A phorbol ester tumor promoter induces changes in the expression of immunoglobulins and DR antigens in human lymphoblastoid cells.

The present study indicates that 12-O-tetradecanoyl phorbol 13-acetate (TPA) can induce either increases or decreases in the relative expression of membrane-associated IgM and IgD as well as the expression of other markers of lymphocyte differentiation on human B lymphoblasts, depending on the clone studied. The changes in membrane Ig expression are apparent within 24 hr and are maximal at about 48 hr after the addition of the compound.

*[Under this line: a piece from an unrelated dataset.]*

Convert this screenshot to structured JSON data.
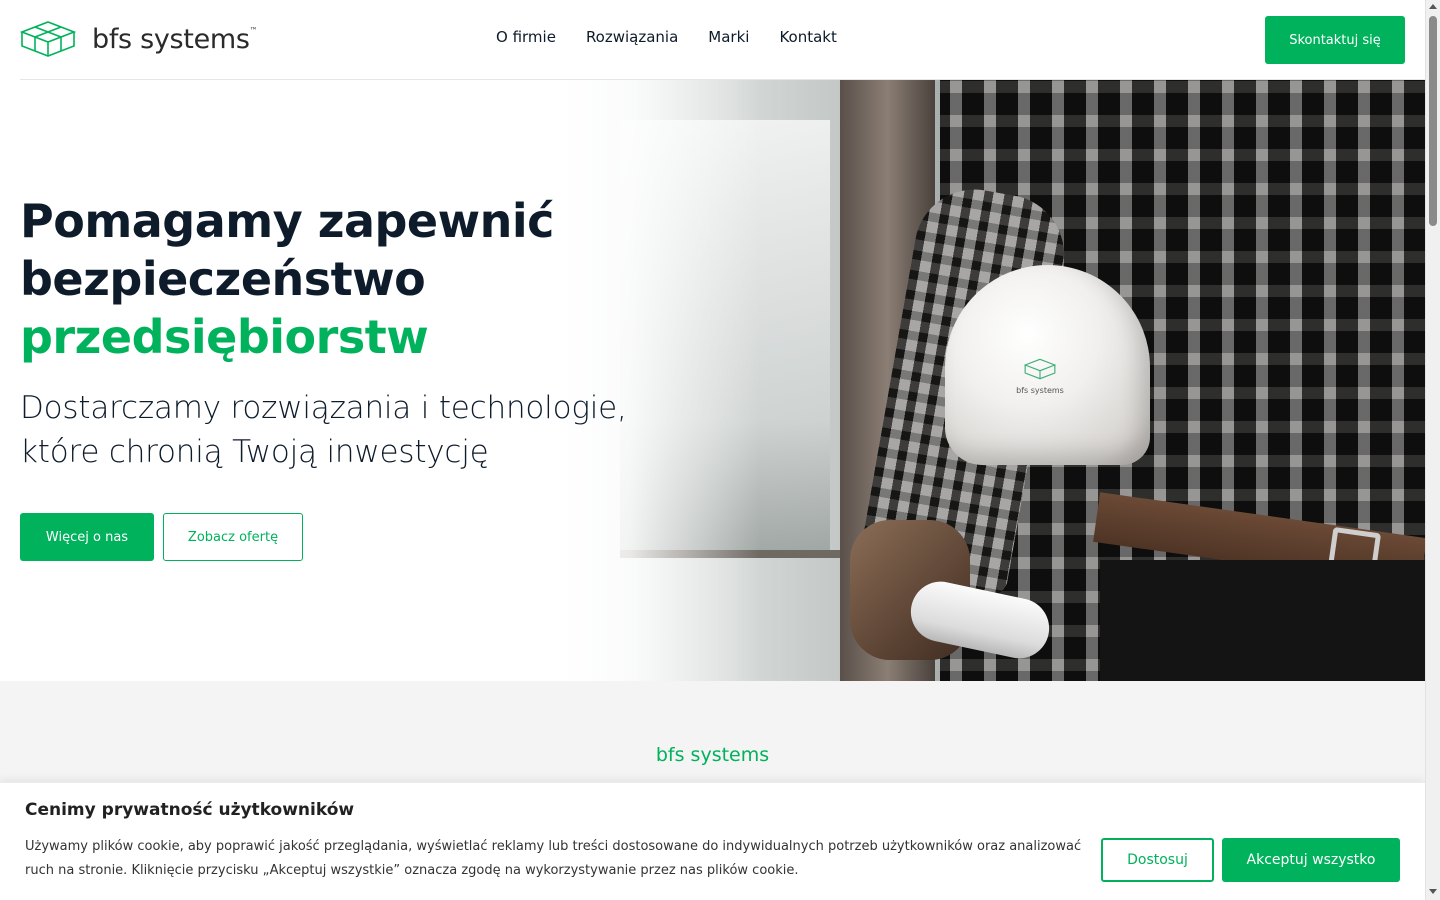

In clone BL, TPA decreases the membrane IgM/IgD ratio as determined by the percentage of cells bearing these isotypes and by their densities on single cells. In clone MW-E, TPA has the opposite effect. Although these changes are followed by an increase in Ig secretion by MW-E cells, measured by immunofluorescence and the protein A plaque assay, there is no induction of Ig secretion in BL cells. In addition, TPA increases the expression in BL of an additional B lymphocyte marker, the D region-related (DR) antigens, while having the opposite effect in MW-E. In two sublines of Daudi, a membrane IgM-positive, IgD-negative, nonsecreting cell line, TPA treatment resulted in the expression of membrane IgD without the induction of Ig secretion. Thus, the TPA-induced changes in the IgM/IgD ratio and DR antigen expression are inversely related and are not due to differential proliferation of subpopulations. Taken together, it appears that, depending on the particular clone of B lymphoblasts studied, TPA can induce or inhibit a coherent program of B lymphocyte maturation.